" However, the term itself is an oxymoron because the word system denotes organization with one mind and purpose.
The ironic truth is that not only is there no "system" as such, but the deadly mistakes are systematic in that they occur repeatedly in every hospital across America.
Aside from killing 23 people every hour by negligence, hospitals do not do anything systematically.
Each facility can create its own policy, which is often in direct violation of fire codes and health department regulations.
There are no codified ethical standards for implementing hospital management policy.
Thus, you can't reform the "health care delivery system" because it does not exist.
Therefore, congress needs to create a real health care delivery system that by law would require hospital management personnel and health care professionals to conform to certain standards of ethics and human decency, which should include, but is not limited to, the following:
- State Licensing of all hospital administrative personnel;
- All equipment must be in good working order;
- Buildings must conform to fire and safety codes;
- All professional personnel files must be in compliance at all times;
- Safe nurse-to-patient ratios must be established by federal statute;
- All units must conform to safe staffing ratios;
- Every patient unit in the emergency department must have a cardiac monitor, oxygen delivery system and suction in good working order;
- All supplies required for nursing care must be on hand;
- All architectural designs for any new construction or renovation of any hospital or nursing facility must have Registered Nurse approval;
- All staffing coordinators must submit a staffing schedule two months in advance and report any shortfalls to the health department or other regulating authority and the hospital must submit a plan for obtaining the required number of nursing staff;
- All hospital administrators must put their emergency departments on diversion when all inpatient beds are occupied;
- It must be forbidden for hospitals to house patients in the emergency department for more than four hours after admission while waiting for an available bed;
- Nurses must immediately report adverse changes in clinical condition to the attending physician.

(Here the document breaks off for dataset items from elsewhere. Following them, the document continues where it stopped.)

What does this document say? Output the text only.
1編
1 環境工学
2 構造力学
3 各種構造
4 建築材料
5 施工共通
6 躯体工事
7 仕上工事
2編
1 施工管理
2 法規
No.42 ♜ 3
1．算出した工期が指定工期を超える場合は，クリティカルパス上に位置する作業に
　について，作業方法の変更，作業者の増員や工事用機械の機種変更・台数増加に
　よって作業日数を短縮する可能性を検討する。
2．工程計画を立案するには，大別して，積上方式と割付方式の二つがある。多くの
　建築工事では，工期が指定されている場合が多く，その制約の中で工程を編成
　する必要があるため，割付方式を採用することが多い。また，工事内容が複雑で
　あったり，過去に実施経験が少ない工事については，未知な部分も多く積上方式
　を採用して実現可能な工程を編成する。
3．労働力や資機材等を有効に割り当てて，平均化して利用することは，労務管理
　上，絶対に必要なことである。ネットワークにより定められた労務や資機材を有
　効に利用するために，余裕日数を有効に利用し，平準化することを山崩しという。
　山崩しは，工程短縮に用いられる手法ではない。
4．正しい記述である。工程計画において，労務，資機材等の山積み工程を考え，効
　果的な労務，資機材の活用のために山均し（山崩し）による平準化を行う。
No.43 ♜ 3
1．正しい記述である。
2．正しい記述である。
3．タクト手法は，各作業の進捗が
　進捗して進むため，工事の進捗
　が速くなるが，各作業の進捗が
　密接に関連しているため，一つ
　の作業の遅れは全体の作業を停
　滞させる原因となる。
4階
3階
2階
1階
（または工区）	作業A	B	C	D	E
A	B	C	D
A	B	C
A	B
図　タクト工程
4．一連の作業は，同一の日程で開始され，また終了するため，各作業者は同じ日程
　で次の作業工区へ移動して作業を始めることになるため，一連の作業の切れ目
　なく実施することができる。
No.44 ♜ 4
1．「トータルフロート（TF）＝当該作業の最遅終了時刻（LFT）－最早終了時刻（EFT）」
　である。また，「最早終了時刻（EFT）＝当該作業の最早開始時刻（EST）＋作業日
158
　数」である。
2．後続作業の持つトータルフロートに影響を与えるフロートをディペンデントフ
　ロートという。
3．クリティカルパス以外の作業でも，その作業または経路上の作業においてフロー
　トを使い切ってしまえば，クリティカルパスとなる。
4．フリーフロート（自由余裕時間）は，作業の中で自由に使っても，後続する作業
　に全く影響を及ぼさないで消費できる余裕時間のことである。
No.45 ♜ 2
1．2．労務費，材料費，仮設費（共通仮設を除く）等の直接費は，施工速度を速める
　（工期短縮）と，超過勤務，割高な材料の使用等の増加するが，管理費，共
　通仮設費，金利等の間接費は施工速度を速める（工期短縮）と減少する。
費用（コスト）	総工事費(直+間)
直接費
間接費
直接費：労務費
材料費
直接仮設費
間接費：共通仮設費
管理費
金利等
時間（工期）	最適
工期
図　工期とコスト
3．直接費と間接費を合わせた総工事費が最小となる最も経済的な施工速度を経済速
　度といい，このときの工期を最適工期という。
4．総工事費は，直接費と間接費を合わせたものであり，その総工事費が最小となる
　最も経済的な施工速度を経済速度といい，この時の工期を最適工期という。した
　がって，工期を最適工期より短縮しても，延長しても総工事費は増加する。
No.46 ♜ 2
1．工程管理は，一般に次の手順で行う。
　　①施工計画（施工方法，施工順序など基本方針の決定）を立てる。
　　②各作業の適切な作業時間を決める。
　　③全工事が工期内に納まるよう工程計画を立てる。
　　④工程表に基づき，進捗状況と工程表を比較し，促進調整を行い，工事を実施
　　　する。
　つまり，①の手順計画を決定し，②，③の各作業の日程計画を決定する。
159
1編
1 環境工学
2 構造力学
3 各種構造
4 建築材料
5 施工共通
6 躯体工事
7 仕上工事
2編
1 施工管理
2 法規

- Nurses must provide risk assessment for falling;
- Nurses must provide risk assessment for bedsores;
- Hospital management must inform the family members or significant others when the patient is at risk for falls or bedsores and present the plan of care for prevention;
- Patients or their advocates must have the right to appeal if they are not satisfied with the plan for prevention of falls and bedsores;
- There must be a law to forbid drawing more blood for testing than is required to actually perform the test;
- Hospital management must have adequate personnel for sitting with patients to prevent falling and other traumatic injuries;
- Nurse must turn all patients at risk for bedsores every two hours and the hospital must provide a specialty bed.
- Nurse must respond at least by intercom system to a patient's call for help within three minutes.
- All patients must be within earshot of a nurse's station (place where nurses sit down to write their notes, make phone calls and review charts) and all patient units must be video monitored.
- All personnel must wash hands with antiseptic soap before any hands on patient contact;
- All isolation protocols must be adhered to.
In any event they can't reform what doesn't exist.
They have to build a system of health care from the ground up by imposing the above standards and making hospital managers personally accountable for violations.
The bad practices alluded to above are wantonly dangerous and commonplace.